Since, as Diodorus tells us, Ephorus, and Callisthenes and Theopompus, contemporaries of Ephorus, had not included the myths in their histories,  p. ix Diodorus opens the Fourth Book with a defence of his exposition of Greek mythology. The gods were once kings and heroes who have been deified because of the great benefits which they conferred upon mankind; they have been the object of veneration by men of old and we "should not fail to cherish and maintain for the gods the pious devotion which has been handed down to us from our fathers" (ch. 8.5); if their deeds appear superhuman it is because they are measured by the weakness of the men of Diodorus' day.
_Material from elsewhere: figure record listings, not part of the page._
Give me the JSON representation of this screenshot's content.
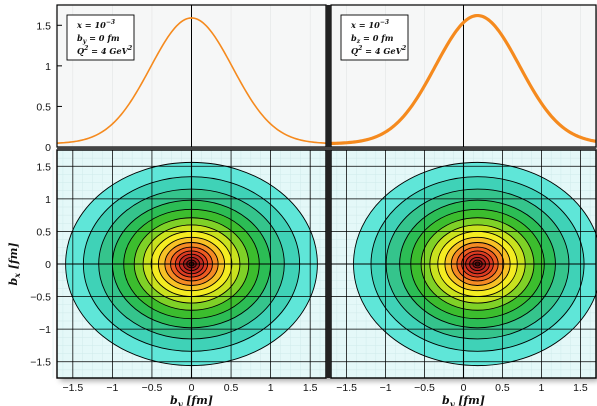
{
  "chart_data": [
    {
      "panel": "top-left",
      "type": "line",
      "legend": [
        "x = 10",
        "-3",
        "b",
        "y",
        " = 0 fm",
        "Q",
        "2",
        " = 4 GeV",
        "2"
      ],
      "legend_lines": [
        {
          "base": "x = 10",
          "sup": "−3"
        },
        {
          "base": "b",
          "sub": "y",
          "rest": " = 0 fm"
        },
        {
          "base": "Q",
          "sup": "2",
          "rest": " = 4 GeV",
          "sup2": "2"
        }
      ],
      "xlim": [
        -1.7,
        1.7
      ],
      "ylim": [
        0,
        1.75
      ],
      "y_ticks": [
        "0",
        "0.5",
        "1",
        "1.5"
      ],
      "curve": {
        "peak_x": 0.0,
        "peak_y": 1.59,
        "sigma": 0.52,
        "color": "#f58a1e"
      },
      "points": [
        [
          -1.7,
          0.07
        ],
        [
          -1.5,
          0.1
        ],
        [
          -1.25,
          0.22
        ],
        [
          -1.0,
          0.45
        ],
        [
          -0.75,
          0.8
        ],
        [
          -0.5,
          1.15
        ],
        [
          -0.25,
          1.46
        ],
        [
          0.0,
          1.59
        ],
        [
          0.25,
          1.46
        ],
        [
          0.5,
          1.15
        ],
        [
          0.75,
          0.8
        ],
        [
          1.0,
          0.45
        ],
        [
          1.25,
          0.22
        ],
        [
          1.5,
          0.1
        ],
        [
          1.7,
          0.07
        ]
      ]
    },
    {
      "panel": "top-right",
      "type": "line",
      "legend_lines": [
        {
          "base": "x = 10",
          "sup": "−3"
        },
        {
          "base": "b",
          "sub": "z",
          "rest": " = 0 fm"
        },
        {
          "base": "Q",
          "sup": "2",
          "rest": " = 4 GeV",
          "sup2": "2"
        }
      ],
      "xlim": [
        -1.7,
        1.7
      ],
      "ylim": [
        0,
        1.75
      ],
      "curve": {
        "peak_x": 0.18,
        "peak_y": 1.62,
        "sigma": 0.54,
        "color": "#f58a1e"
      },
      "points": [
        [
          -1.7,
          0.06
        ],
        [
          -1.5,
          0.08
        ],
        [
          -1.25,
          0.16
        ],
        [
          -1.0,
          0.35
        ],
        [
          -0.75,
          0.66
        ],
        [
          -0.5,
          1.0
        ],
        [
          -0.25,
          1.34
        ],
        [
          0.0,
          1.55
        ],
        [
          0.18,
          1.62
        ],
        [
          0.5,
          1.42
        ],
        [
          0.75,
          1.05
        ],
        [
          1.0,
          0.68
        ],
        [
          1.25,
          0.38
        ],
        [
          1.5,
          0.19
        ],
        [
          1.7,
          0.1
        ]
      ]
    },
    {
      "panel": "bottom-left",
      "type": "heatmap",
      "subtype": "contour",
      "center": [
        0.0,
        0.0
      ],
      "xlim": [
        -1.7,
        1.7
      ],
      "ylim": [
        -1.75,
        1.75
      ],
      "x_ticks": [
        "−1.5",
        "−1",
        "−0.5",
        "0",
        "0.5",
        "1",
        "1.5"
      ],
      "y_ticks": [
        "−1.5",
        "−1",
        "−0.5",
        "0",
        "0.5",
        "1",
        "1.5"
      ],
      "xlabel": "b_y [fm]",
      "ylabel": "b_x [fm]",
      "contour_radii": [
        1.56,
        1.34,
        1.15,
        0.98,
        0.84,
        0.71,
        0.6,
        0.5,
        0.41,
        0.33,
        0.26,
        0.2,
        0.15,
        0.1,
        0.06,
        0.03
      ]
    },
    {
      "panel": "bottom-right",
      "type": "heatmap",
      "subtype": "contour",
      "center": [
        0.18,
        0.0
      ],
      "xlim": [
        -1.7,
        1.7
      ],
      "ylim": [
        -1.75,
        1.75
      ],
      "x_ticks": [
        "−1.5",
        "−1",
        "−0.5",
        "0",
        "0.5",
        "1",
        "1.5"
      ],
      "xlabel": "b_y [fm]",
      "contour_radii": [
        1.56,
        1.34,
        1.15,
        0.98,
        0.84,
        0.71,
        0.6,
        0.5,
        0.41,
        0.33,
        0.26,
        0.2,
        0.15,
        0.1,
        0.06,
        0.03
      ]
    }
  ],
  "labels": {
    "y_axis_left": "b",
    "y_axis_left_sub": "x",
    "y_axis_left_unit": " [fm]",
    "x_axis": "b",
    "x_axis_sub": "y",
    "x_axis_unit": " [fm]"
  },
  "colors": {
    "curve": "#f58a1e",
    "contour_levels": [
      "#5fe6d8",
      "#3fd2b7",
      "#35c48c",
      "#2cbd55",
      "#3cbd2e",
      "#7fd127",
      "#c9e21f",
      "#f4ec22",
      "#f7c126",
      "#f48a24",
      "#ee5b22",
      "#dd3b22",
      "#c52b20",
      "#a81f1c",
      "#8a1616",
      "#6e1010"
    ],
    "panel_bg": "#f6f7f7",
    "cyan_bg": "#e4f8f8"
  }
}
Much of this material was drawn directly from Dionysius of Mitylene who lived in Alexandria in the second century B.C. and composed, doubtless with the aid of the library in that city and certainly with considerable indulgence in the romantic, his Kyklos, a kind of encyclopaedia of mythology, which included accounts of the Argonauts, Dionysus, the Amazons, events connected with the Trojan War, and all this he described with such devotion and assiduity that he was given the nickname Skytobrachion ("of the leathern arm"). It is generally held that for his account of Heracles Diodorus took generously from a Praise of Heracles by Matris of Thebes,​2 who is otherwise unknown and composed his encomium with vigorous rhetorical flourishes, taking care to mention every maiden ravished by Heracles and her child, in order to establish Heraclean ancestry for the numerous families in the Greek world which raised such a claim. But here and there, when he touched the western Mediterranean, Diodorus used Timaeus of Tauromenium, who, an exile in Athens for the best  p. x fifty years of his life, completed, not long before his death about 250 B.C. and almost altogether from literary sources, a history of Sicily and the western Mediterranean in thirty-eight Books. Any attempt to continue further the quest for the sources of Diodorus in this section of his work must run into the sands.


The Loeb Editor's Notes:

1 On Megasthenes see now B. C. J. Timmer, Megasthenes en de Indische Maatschappij, Amsterdam, 1930.

2 Cp. E. Holzer, Matris, ein Beitrag zur Quellenkritik Diodors, Program Tübingen, 1881.